2. Second, remember not to cycle home - the correct thing to do is drive. Italians are very proud of their very unhealthy habit of driving fast and noisy cars in our traffic-jammed towns. Somehow, it works for us.
3. When at home, have a decent ration of pasta with a glass of red (one, no more - doctor's orders). And take note of this: there are two ways to cook pasta properly, ie al dente. The first one is the most difficult but it is not impossible: you put five litres of water in a pot with some salt, wait until it comes to boiling point and then you put your pasta in. You must have occhio (a ready eye) and keep trying the pasta before it's ready. It's a learning curve, but pasta is part of Italian culture, for men and women alike, and it should be part of your culture too.
4. The next bit involves rest, something most of us are bad at. There are still quite a few Italian people indulging in a nice pennichella (a little rest) after lunch. Why not try it too? After all, whatever the scientists say, however much evidence they come up with, one will probably never really be sure what adds up to that extra decade of good health - the only safe thing to do is to ape us in everything.
5. Stop going jogging like a horse at noon , when you should be heading home for your leisurely lunch. What is the point of being slim and fit if it means sacrificing a decade of good health?
6. This more Italian, more leisurely approach to your day should be carried through to the workplace. When you are back at your desk, some time in the afternoon, after a nice stroll, spend at least half your remaining working time drinking coffee with mates or spreading gossip about your boss. Sure, the scientists don't talk about this stuff - but it's all part of the Italian way.
Italians eat the now-famous Mediterranean diet. This involves a lot of fresh fish, fresh fruit and vegetables, nuts, seeds and olive oil, and there is mounting evidence that such a diet can significantly prolong life and reduce the risk of heart disease and cancer. You may have read stories about McDonald's culture reaching Italy , but the fact remains that they eat better than people in many other countries.
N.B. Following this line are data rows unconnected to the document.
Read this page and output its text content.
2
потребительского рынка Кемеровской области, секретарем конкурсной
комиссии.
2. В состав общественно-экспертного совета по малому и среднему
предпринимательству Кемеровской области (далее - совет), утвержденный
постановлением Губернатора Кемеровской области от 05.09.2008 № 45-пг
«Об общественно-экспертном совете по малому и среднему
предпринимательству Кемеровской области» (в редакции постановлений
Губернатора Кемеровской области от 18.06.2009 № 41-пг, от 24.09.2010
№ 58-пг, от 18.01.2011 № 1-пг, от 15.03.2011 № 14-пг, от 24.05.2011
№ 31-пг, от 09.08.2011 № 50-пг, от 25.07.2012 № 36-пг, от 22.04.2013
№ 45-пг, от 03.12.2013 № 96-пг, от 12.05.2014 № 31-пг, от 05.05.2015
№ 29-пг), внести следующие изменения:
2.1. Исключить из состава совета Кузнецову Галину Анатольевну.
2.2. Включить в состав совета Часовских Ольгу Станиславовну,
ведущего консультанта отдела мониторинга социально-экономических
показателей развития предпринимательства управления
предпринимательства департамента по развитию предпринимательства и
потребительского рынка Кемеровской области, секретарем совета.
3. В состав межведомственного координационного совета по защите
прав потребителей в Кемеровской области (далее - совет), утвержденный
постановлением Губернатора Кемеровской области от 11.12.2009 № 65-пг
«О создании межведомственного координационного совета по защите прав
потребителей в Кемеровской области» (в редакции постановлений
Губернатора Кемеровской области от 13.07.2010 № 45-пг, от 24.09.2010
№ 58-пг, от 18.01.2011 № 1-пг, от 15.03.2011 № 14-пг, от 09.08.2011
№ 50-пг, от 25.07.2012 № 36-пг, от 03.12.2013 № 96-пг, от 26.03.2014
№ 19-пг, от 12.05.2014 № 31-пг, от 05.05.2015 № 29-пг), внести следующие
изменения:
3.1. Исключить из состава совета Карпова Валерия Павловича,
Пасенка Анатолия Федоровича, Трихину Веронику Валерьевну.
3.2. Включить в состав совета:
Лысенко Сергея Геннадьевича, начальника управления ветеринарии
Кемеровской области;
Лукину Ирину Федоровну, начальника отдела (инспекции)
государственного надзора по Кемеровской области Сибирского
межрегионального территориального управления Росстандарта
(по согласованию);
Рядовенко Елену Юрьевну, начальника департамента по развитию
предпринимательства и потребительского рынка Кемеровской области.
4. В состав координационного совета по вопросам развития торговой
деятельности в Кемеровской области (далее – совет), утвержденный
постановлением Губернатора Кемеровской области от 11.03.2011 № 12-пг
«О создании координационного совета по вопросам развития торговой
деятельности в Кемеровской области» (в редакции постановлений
Regardless of the seemingly endless health warnings, and then the endless stories about the benefits, there's no prising Italians away from their coffee. Millions of Italians rely on a morning espresso. Because of the way it is made and its concentration, an espresso is thought to contain two to three times the number of healthy antioxidants of coffee made by other brewing methods.
The Italians have a reputation as great smokers. And the Italians have gone further down the legislation road than other European countries. Last year, the Italian government banned smoking in all enclosed public places, and cigarette sales fell by 10%.
Italians rarely drink to get drunk. They consume around six times more wine than Europeans, but usually with food. A moderate amount of red wine is believed to lower the risk of heart attack and reduce the cholesterol.
Italians appear to be almost as exercise-shy as many other nations. In both countries, more than a third of people do not participate in any sporting activities. But there are differences, which may be crucial ones: in Italy , 28% of journeys are made on foot compared with a woeful 12% here.